The body as we approach it has become transparent through forms of visualization, magnetic resonance, CAT scans - all blessedly nonintrusive. That body can be grown from a test tube, transplanted to a hostess; its genes can be isolated and corrected; it can possibly be cloned to produce spare parts, even doppelgangers.
Old Antagonists
Always, I'm pretty sure, our imagination instinctively applies such researches to ourselves. They tend to dispossess us of our corpus.
As we are progressively dispossessed, what is left? The definition of what is human? Which always has an unpleasant twin: What is inhuman?

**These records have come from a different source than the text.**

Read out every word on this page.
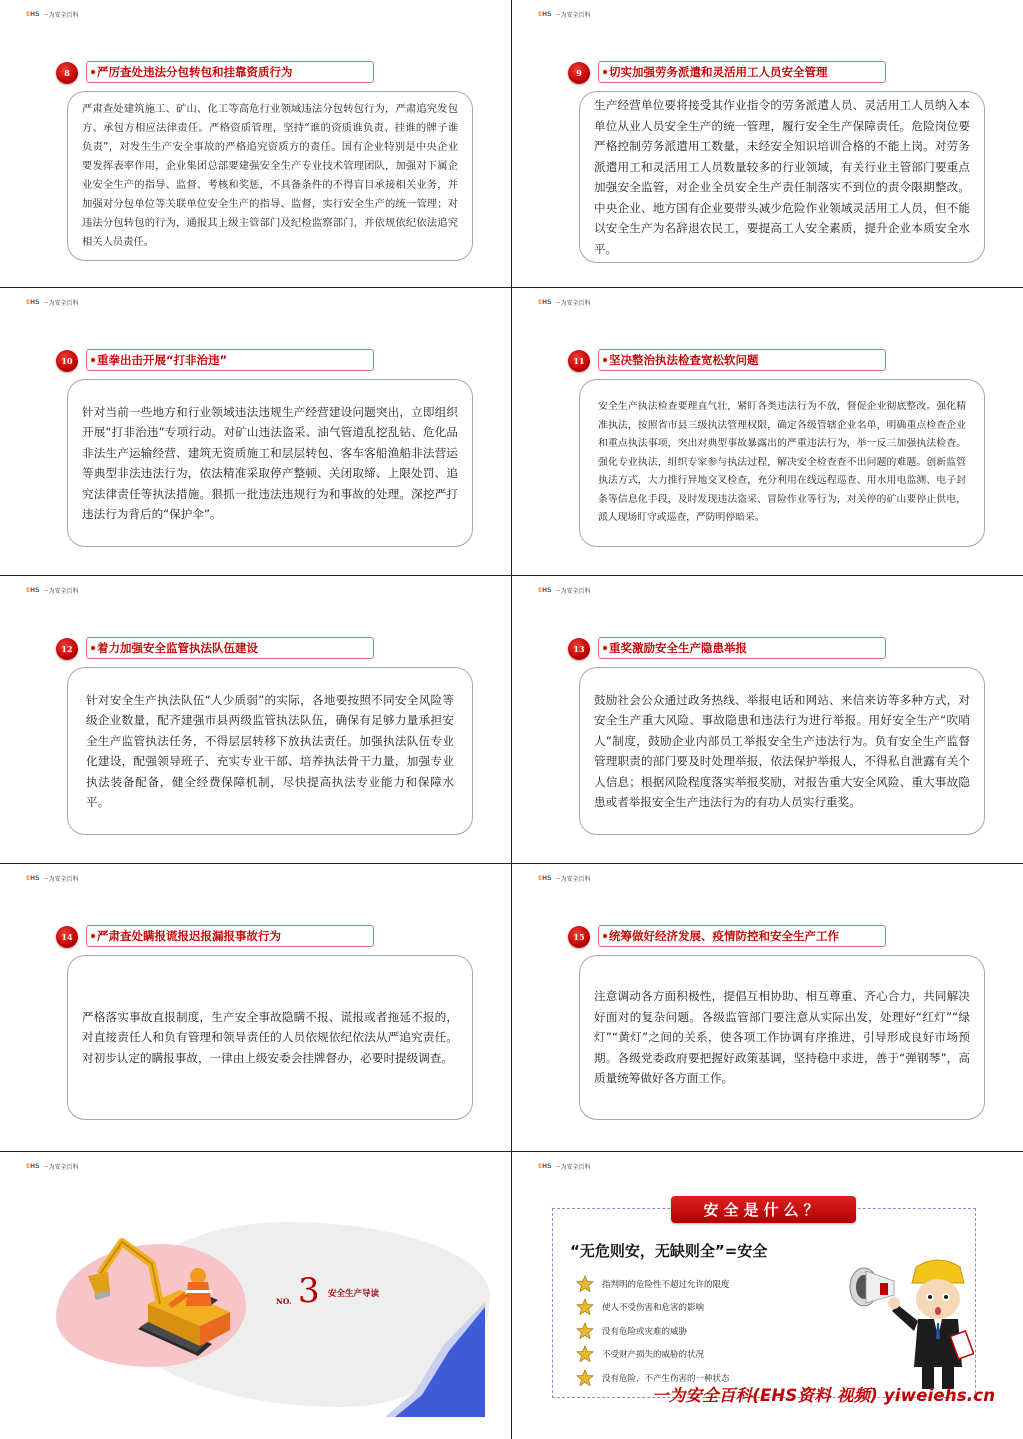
EHS 一为安全百科
8	严厉查处违法分包转包和挂靠资质行为

严肃查处建筑施工、矿山、化工等高危行业领域违法分包转包行为，严肃追究发包方、承包方相应法律责任。严格资质管理，坚持“谁的资质谁负责、挂谁的牌子谁负责”，对发生生产安全事故的严格追究资质方的责任。国有企业特别是中央企业要发挥表率作用，企业集团总部要建强安全生产专业技术管理团队，加强对下属企业安全生产的指导、监督、考核和奖惩，不具备条件的不得盲目承接相关业务，并加强对分包单位等关联单位安全生产的指导、监督，实行安全生产的统一管理；对违法分包转包的行为，通报其上级主管部门及纪检监察部门，并依规依纪依法追究相关人员责任。

EHS 一为安全百科
9	切实加强劳务派遣和灵活用工人员安全管理

生产经营单位要将接受其作业指令的劳务派遣人员、灵活用工人员纳入本单位从业人员安全生产的统一管理，履行安全生产保障责任。危险岗位要严格控制劳务派遣用工数量，未经安全知识培训合格的不能上岗。对劳务派遣用工和灵活用工人员数量较多的行业领域，有关行业主管部门要重点加强安全监管，对企业全员安全生产责任制落实不到位的责令限期整改。中央企业、地方国有企业要带头减少危险作业领域灵活用工人员，但不能以安全生产为名辞退农民工，要提高工人安全素质，提升企业本质安全水平。

EHS 一为安全百科
10	重拳出击开展“打非治违”

针对当前一些地方和行业领域违法违规生产经营建设问题突出，立即组织开展“打非治违”专项行动。对矿山违法盗采、油气管道乱挖乱钻、危化品非法生产运输经营、建筑无资质施工和层层转包、客车客船渔船非法营运等典型非法违法行为，依法精准采取停产整顿、关闭取缔、上限处罚、追究法律责任等执法措施。狠抓一批违法违规行为和事故的处理。深挖严打违法行为背后的“保护伞”。

EHS 一为安全百科
11	坚决整治执法检查宽松软问题

安全生产执法检查要理直气壮，紧盯各类违法行为不放，督促企业彻底整改。强化精准执法，按照省市县三级执法管理权限，确定各级管辖企业名单，明确重点检查企业和重点执法事项，突出对典型事故暴露出的严重违法行为，举一反三加强执法检查。强化专业执法，组织专家参与执法过程，解决安全检查查不出问题的难题。创新监管执法方式，大力推行异地交叉检查，充分利用在线远程巡查、用水用电监测、电子封条等信息化手段，及时发现违法盗采、冒险作业等行为，对关停的矿山要停止供电，派人现场盯守或巡查，严防明停暗采。

EHS 一为安全百科
12	着力加强安全监管执法队伍建设

针对安全生产执法队伍“人少质弱”的实际，各地要按照不同安全风险等级企业数量，配齐建强市县两级监管执法队伍，确保有足够力量承担安全生产监管执法任务，不得层层转移下放执法责任。加强执法队伍专业化建设，配强领导班子、充实专业干部、培养执法骨干力量，加强专业执法装备配备，健全经费保障机制，尽快提高执法专业能力和保障水平。

EHS 一为安全百科
13	重奖激励安全生产隐患举报

鼓励社会公众通过政务热线、举报电话和网站、来信来访等多种方式，对安全生产重大风险、事故隐患和违法行为进行举报。用好安全生产“吹哨人”制度，鼓励企业内部员工举报安全生产违法行为。负有安全生产监督管理职责的部门要及时处理举报，依法保护举报人，不得私自泄露有关个人信息；根据风险程度落实举报奖励，对报告重大安全风险、重大事故隐患或者举报安全生产违法行为的有功人员实行重奖。

EHS 一为安全百科
14	严肃查处瞒报谎报迟报漏报事故行为

严格落实事故直报制度，生产安全事故隐瞒不报、谎报或者拖延不报的，对直接责任人和负有管理和领导责任的人员依规依纪依法从严追究责任。对初步认定的瞒报事故，一律由上级安委会挂牌督办，必要时提级调查。

EHS 一为安全百科
15	统筹做好经济发展、疫情防控和安全生产工作

注意调动各方面积极性，提倡互相协助、相互尊重、齐心合力，共同解决好面对的复杂问题。各级监管部门要注意从实际出发，处理好“红灯”“绿灯”“黄灯”之间的关系，使各项工作协调有序推进，引导形成良好市场预期。各级党委政府要把握好政策基调，坚持稳中求进，善于“弹钢琴”，高质量统筹做好各方面工作。

EHS 一为安全百科
NO. 3 安全生产导读
EHS 一为安全百科
安全是什么？
“无危则安，无缺则全”=安全
指判明的危险性不超过允许的限度
使人不受伤害和危害的影响
没有危险或灾难的威胁
不受财产损失的威胁的状况
没有危险，不产生伤害的一种状态
一为安全百科(EHS资料 视频) yiweiehs.cn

Do some answers reside uneasily in the intersection of the old antagonists, partners, competitors, and sibling rivals, art and science? Each has a habit of looking at itself in the mirror of the other. Each is radically different than it was before.
Indispensable
And just as Barnard's heart transplant raised troubling questions, around that body on the table is another storm of ethical and moral questions, early stages of legislation, revived myths of nature transgressed, a sharpened awareness of identity compromised, and an intense curiosity about what a friend of mine described as that background buzz called consciousness.
To contemplate the last brings us to another horizon, which I am not competent to approach.
I'll finish with three thoughts. One, the concern with the body, an object that is simply indispensable. Maybe Descartes could have said I have a body, therefore I am. Or, I think, most of this is my body, so maybe I am.
Whirling Atoms
Two, the opposite of this, the dissolving power of media, spilling out of the TV screen, which puts all of us, mind and body, into a solution in which we are daily bathed: I don't have a mind, and it doesn't matter.
The third thought: How does all this relate to having your bacon and eggs in the morning as you read your paper? Does our awareness of the body, frequently dismembered, reconstituted, transparent, often with rented parts, affect the way we think about eating our bacon and eggs?
Maybe the answer lies in the kind of split-level awareness that is now part of everyone's equipment. We all know that the table under the breakfast is transparent, composed of whirling atoms. Just don't bump into it.
No matter what the miracle, things tend to go on as they are. We shuffle through the day, every day, as we have, and will continue to do, aware of distant rumors from art and medicine skirting the latest quasi-utopia which is always immortality.
Brian O'Doherty is University Professor of Fine Arts at Southampton College. He uses the name Patrick Ireland as an artist.